Улица вела вниз, к струящимся светом универмагам и кафе, в одном из которых он собирался поужинать пиццей или суши. В супермаркете купить колбасы и майонеза на завтрак – мама не заходила к нему с прошлой пятницы, и холодильник был пуст. Не забыть о хлебе. Потом десять минут на трамвае либо полчаса пешком. Он ведь настоящий счастливчик – жить в получасе ходьбы от работы, шутка ли, разве этого мало для счастья? – напоминал себе. К тому же имея машину на случай ливня.

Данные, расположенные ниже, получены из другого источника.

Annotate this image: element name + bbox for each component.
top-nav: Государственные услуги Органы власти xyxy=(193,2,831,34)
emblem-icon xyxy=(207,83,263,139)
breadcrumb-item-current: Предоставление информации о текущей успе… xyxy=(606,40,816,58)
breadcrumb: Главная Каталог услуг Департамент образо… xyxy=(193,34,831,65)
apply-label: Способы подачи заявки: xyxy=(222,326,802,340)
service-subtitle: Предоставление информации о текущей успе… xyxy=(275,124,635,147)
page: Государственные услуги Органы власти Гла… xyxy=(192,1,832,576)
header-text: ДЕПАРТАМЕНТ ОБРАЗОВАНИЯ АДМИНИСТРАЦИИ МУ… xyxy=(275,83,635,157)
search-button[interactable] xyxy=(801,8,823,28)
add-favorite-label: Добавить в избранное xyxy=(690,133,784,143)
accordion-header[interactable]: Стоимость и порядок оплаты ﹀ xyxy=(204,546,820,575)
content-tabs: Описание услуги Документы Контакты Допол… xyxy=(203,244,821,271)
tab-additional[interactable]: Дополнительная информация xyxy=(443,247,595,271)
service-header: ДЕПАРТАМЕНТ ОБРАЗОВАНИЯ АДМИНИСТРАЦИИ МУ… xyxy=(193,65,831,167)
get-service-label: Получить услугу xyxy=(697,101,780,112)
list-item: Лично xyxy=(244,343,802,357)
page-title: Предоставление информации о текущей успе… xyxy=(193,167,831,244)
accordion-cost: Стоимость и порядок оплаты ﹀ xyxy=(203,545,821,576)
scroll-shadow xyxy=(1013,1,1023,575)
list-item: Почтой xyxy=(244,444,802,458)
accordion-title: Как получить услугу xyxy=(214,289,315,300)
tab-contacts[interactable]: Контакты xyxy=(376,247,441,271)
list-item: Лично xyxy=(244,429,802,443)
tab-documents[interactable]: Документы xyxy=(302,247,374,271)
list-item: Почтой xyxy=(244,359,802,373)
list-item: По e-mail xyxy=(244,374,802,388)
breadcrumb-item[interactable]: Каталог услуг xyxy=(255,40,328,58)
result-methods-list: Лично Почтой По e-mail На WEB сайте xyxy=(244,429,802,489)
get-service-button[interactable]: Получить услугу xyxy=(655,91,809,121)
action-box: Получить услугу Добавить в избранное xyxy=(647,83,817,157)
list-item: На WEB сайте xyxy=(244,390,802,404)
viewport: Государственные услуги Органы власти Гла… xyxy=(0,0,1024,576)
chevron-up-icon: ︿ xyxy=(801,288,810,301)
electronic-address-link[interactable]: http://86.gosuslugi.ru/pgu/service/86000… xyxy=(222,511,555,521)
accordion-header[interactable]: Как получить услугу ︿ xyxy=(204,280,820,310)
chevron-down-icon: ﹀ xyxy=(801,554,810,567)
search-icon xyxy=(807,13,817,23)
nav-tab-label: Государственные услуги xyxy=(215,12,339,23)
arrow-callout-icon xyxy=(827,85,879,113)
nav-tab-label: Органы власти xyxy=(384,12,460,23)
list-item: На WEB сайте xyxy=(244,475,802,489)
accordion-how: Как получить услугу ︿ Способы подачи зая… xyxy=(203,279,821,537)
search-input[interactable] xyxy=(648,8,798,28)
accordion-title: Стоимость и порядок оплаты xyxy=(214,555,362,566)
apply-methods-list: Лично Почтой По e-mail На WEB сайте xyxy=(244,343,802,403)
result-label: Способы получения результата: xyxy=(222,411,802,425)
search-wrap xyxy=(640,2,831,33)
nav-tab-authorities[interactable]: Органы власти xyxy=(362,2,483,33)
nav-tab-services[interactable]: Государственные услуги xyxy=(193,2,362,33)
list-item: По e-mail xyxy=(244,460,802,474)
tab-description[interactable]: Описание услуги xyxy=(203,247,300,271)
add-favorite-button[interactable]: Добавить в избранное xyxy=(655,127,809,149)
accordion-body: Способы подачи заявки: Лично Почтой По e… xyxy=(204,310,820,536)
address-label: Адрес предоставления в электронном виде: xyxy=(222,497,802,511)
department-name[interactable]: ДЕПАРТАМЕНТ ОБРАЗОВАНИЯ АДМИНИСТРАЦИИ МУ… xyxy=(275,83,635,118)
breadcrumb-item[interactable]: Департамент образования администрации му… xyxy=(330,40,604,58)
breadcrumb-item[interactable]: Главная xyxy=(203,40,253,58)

С другой стороны улица загибалась, темнела и поднималась к площадке, на которой выстраивались в очередь маршрутки в ожидании менее счастливых людей, или выстраивались люди в ожидании несчастливых маршруток. Туда ему не нужно было, но именно туда он шел, резко отдергивая ото рта сигарету.
Он не ездил на маршрутках давно. (Да и на недавно приобретенной «Мазде» не слишком часто – маму в театр, в гости или к врачу. До трамвая ближе, чем до парковки.)
Сам хотел бы верить в то, что его «давно» – искреннее, естественное и уверенное, означает полгода, два года или, например, пятьдесят лет, однако его хиленькое «давно» означало всего лишь несколько недель. Несколько недель не садился он в тесные микроавтобусы, с тех пор как понял, что нужно бросить, всё бросить… На первых порах получалось. Было много работы. Дома что-то читал, большей частью техническое, или смотрел телевизор. И выходные как-то удавалось пережить.
Швырнул окурок на асфальт, затушил, наступив.
Николай проходил мимо белых и желтых микроавтобусов с номерами, с названиями отдаленных районов и загородных поселков. Остановился возле одного, с поцарапанным боком. В горле стал ком – пока что можно уйти. И забыть. Номер на табличке неразборчив из-за грязного стекла, название улицы размыто. Боковым зрением: сидящие внутри люди, одна с сумкой смотрит в окно, один в наушниках смотрит в мобильный, ждут привычно, когда заполнится салон. Интересно, куда они едут. Они знают, куда они едут? Николай сел на одиночное сиденье справа.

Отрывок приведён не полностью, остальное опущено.